Regulation of natriuretic peptide receptors by thyrotropin in FRTL-5 rat thyroid cells: evidence for nonguanylate cyclase atrial natriuretic factor-binding sites in cells lacking the natriuretic peptide receptor C.

Natriuretic peptide receptors (NPR) are expressed in thyroid-derived cells, including the rat FRTL-5 thyroid cell line. We have previously demonstrated that atrial natriuretic factor (ANF) binding consistent with the NPR-A receptor is significantly increased in FRTL-5 cells cultured in the presence of TSH. The purpose of the present study was to determine whether TSH treatment, therefore, results in higher levels of ANF-induced intracellular cGMP, and whether TSH elicits similar effects on cGMP signaling through the NPR-B receptor. We now show that contrary to expectation, long term exposure to 1 mIU/ml bovine TSH (6H medium) does not significantly alter maximal ANF-induced cGMP formation.
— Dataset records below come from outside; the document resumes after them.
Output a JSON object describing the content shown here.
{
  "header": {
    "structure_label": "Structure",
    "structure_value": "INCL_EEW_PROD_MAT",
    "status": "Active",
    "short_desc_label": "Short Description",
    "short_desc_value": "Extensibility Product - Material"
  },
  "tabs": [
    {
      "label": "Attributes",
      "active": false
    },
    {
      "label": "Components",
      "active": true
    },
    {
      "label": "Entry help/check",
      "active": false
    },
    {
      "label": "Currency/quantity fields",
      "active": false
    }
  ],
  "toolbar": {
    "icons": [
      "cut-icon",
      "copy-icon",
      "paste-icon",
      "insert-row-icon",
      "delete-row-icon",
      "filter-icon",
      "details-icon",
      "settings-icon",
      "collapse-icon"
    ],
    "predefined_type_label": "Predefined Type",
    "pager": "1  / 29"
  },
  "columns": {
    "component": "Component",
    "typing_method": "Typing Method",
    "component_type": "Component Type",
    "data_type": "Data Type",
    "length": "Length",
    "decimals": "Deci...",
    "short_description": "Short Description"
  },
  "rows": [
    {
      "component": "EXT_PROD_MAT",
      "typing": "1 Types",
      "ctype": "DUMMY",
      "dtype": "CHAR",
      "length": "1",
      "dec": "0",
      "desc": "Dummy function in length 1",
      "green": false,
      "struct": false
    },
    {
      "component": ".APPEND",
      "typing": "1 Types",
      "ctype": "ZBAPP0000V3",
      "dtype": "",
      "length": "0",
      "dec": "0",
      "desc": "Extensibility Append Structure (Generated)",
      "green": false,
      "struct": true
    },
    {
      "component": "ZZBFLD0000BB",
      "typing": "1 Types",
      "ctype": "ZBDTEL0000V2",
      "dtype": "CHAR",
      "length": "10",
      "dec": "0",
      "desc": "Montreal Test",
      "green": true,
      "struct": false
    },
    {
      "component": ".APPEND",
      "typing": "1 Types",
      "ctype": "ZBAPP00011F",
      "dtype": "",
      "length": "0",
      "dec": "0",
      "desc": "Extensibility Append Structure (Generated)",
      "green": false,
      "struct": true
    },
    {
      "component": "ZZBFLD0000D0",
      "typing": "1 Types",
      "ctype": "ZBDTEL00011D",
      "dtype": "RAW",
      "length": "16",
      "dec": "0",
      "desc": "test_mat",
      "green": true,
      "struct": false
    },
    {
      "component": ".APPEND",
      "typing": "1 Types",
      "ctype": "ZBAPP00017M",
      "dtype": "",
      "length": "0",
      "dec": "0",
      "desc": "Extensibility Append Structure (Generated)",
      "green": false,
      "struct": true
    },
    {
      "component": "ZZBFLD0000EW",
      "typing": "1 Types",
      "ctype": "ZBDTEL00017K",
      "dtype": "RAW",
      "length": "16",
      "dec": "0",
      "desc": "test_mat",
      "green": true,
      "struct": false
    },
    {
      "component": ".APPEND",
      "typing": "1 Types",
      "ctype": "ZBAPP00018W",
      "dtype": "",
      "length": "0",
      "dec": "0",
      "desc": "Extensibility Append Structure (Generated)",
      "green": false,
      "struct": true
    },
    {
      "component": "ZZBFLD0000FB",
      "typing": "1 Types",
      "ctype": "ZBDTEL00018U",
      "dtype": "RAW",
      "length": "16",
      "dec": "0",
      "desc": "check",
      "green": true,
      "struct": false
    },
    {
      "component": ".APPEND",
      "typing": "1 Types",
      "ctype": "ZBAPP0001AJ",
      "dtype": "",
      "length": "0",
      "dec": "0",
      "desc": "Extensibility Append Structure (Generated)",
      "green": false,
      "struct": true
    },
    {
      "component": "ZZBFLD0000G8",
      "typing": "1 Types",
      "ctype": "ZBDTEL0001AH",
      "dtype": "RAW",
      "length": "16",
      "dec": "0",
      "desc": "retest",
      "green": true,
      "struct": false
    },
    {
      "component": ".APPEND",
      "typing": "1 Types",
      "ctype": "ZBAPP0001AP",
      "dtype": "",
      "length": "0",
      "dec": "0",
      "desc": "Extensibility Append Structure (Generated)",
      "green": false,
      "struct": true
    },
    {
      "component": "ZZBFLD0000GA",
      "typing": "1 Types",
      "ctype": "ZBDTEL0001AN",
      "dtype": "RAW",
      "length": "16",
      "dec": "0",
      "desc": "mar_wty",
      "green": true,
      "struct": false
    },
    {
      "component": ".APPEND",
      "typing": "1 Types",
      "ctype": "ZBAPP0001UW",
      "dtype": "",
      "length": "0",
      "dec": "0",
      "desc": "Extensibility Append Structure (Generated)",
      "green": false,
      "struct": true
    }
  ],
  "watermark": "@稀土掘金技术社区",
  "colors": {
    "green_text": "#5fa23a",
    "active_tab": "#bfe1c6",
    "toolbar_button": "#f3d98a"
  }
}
Moreover, TSH treatment decreased C-type natriuretic peptide (CNP)-induced cGMP generation in FRTL-5 cells, suggesting a down-regulation of NPR-B. A similar effect of TSH on ANF- and CNP-induced cGMP was observed in FRTL cells, the precursor of the FRTL-5 cell line. Scatchard analysis of [125I]ANF binding in TSH-treated (6H) FRTL-5 cultures indicated a 5.6-fold increase in high affinity ANF-binding sites compared with TSH-deficient (5H) cultures [binding capacity (Bmax) of 6H cells, 227.2 +/- 33.7 fmol/mg protein; Bmax of 5H cells, 40.2 +/- 4.7 fmol/mg protein]. The effect of TSH on [125I]ANF binding was mimicked by forskolin and (Bu)2cAMP, indicating receptor up-regulation via a cAMP pathway. High affinity [125I]CNP-binding sites were present in much lower abundance (Bmax of 5H, 0.80 +/- 0.06 fmol/mg protein), and no effect of TSH treatment on them could be demonstrated. However, low affinity [125I]CNP binding was increased by TSH. RT-PCR confirmed the presence of both NPR-A and NPR-B transcripts in FRTL-5 cells and showed that TSH treatment significantly decreased NPR-B, but not NPR-A. NPR-C transcript was not detectable by RT-PCR in FRTL-5 cells cultured in high TSH medium, suggesting that the ANF-binding sites increased by TSH are not NPR-C. Both CNP and ANF transcript were also expressed in FRTL-5 cells, and CNP was increased by TSH. Together the data support the down-regulation of functional NPR-B and no change in functional NPR-A by TSH. The vast majority of ANF-binding sites in FRTL-5 cells, therefore, are not coupled to cGMP production and may represent a novel or altered form of NPR that is regulated by TSH independently of NPR-A and NPR-B.